PM3 should be useful for semiempirical computations involving numerous inorganic atoms, but not for all.
AM1 and PM3 semiempirical MO computations yield heats of formation, but do not trust these over much. These are fairly good for a variety of molecules based upon first-row elements (unless they contain small rings or large non-bonding interactions), but are
In general, FREQUENCY computations will yield vibrational frequencies that are 15-20% too large. Intensities also are tyipcally difficult to get correctly, unless density functional or MP2 computations (not available on MacSpartan Plus) are used. It is customary to scale computed vibrational frequencies by a stated amount, for example, by multiplying by 0.88.
FREQUENCY computations should only be done at a geometry that is optimized at the same level of theory for which the FREQUENCY computation is run. If this is not done, you will be obtaining a second-derivatives analysis at a geometry that is not a saddle point. Result = GIGO.
FREQUENCY computations are the best proof that a geometry optimization gives an energy minimum. If you have optimized to a minimum, all computed frequencies will be greater than zero. If you have optimized to a saddle point (transition state) one and only one frequency will be less than zero (imaginary). Higher order stationary points are known, but do not correspond to minima or transitions states.

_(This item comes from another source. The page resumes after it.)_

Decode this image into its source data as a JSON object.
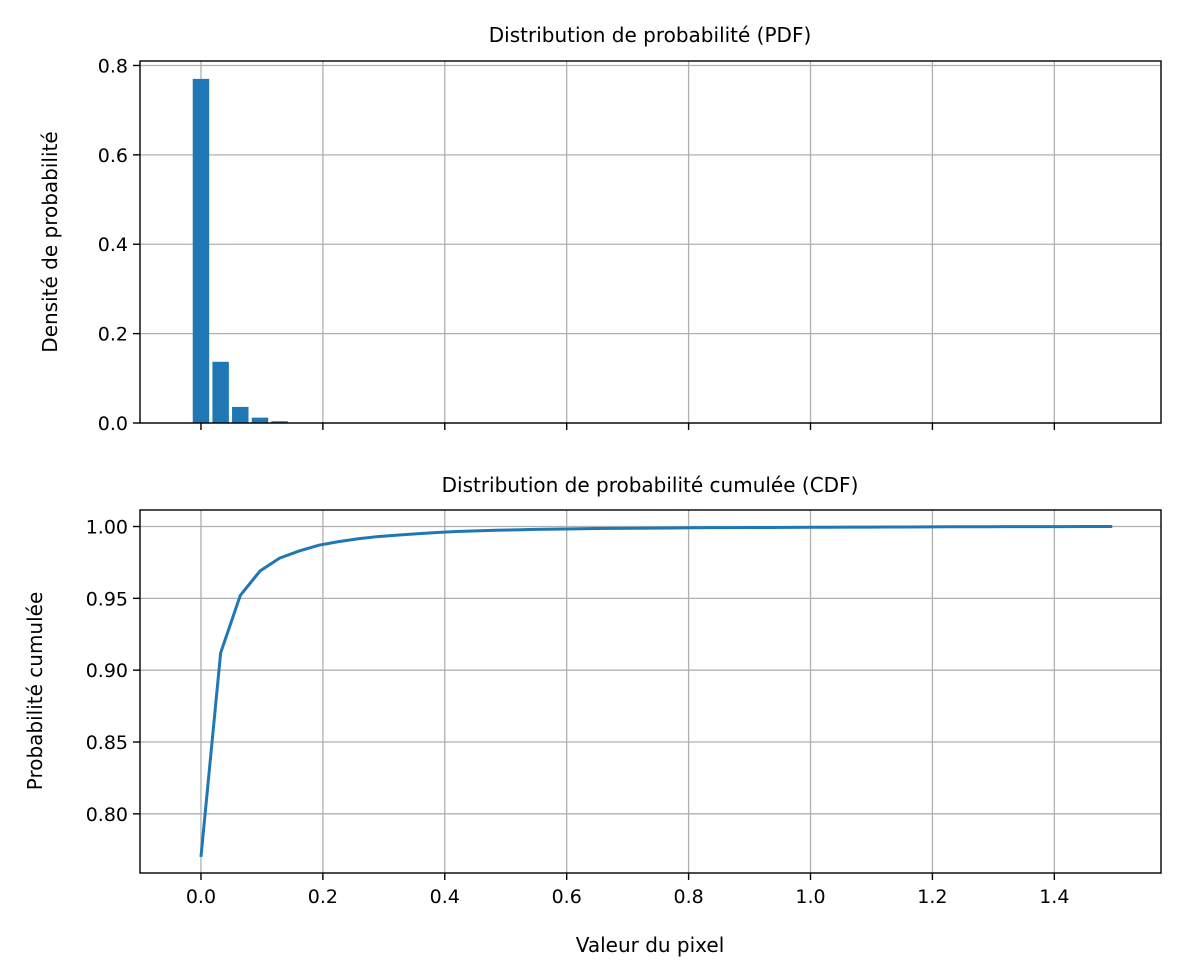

Beware of starting computations that you expect to be low symmetry with a high symmetry geometry. MacSpartan will not break symmetry unless you use the keyword NOSYMTRY in the basic computational menu. NOSYMTRY makes the computation slower in many cases, but is a good way to detect Jahn-Teller (Pierls) distortion where it occurs. For example, if you start a computation on cyclobutane as a rectangle, it will give an (incorrect) planar geometry. If you break its symmetry to deplanarize, it will give a reasonable puckered geometry. How do you know? Often, you do not. If a computation is small enough, it often is good to try both a NOSYMTRY run and a standard run. If the computation is large, it is typical to do a standard run without the NOSYMTRY keyword.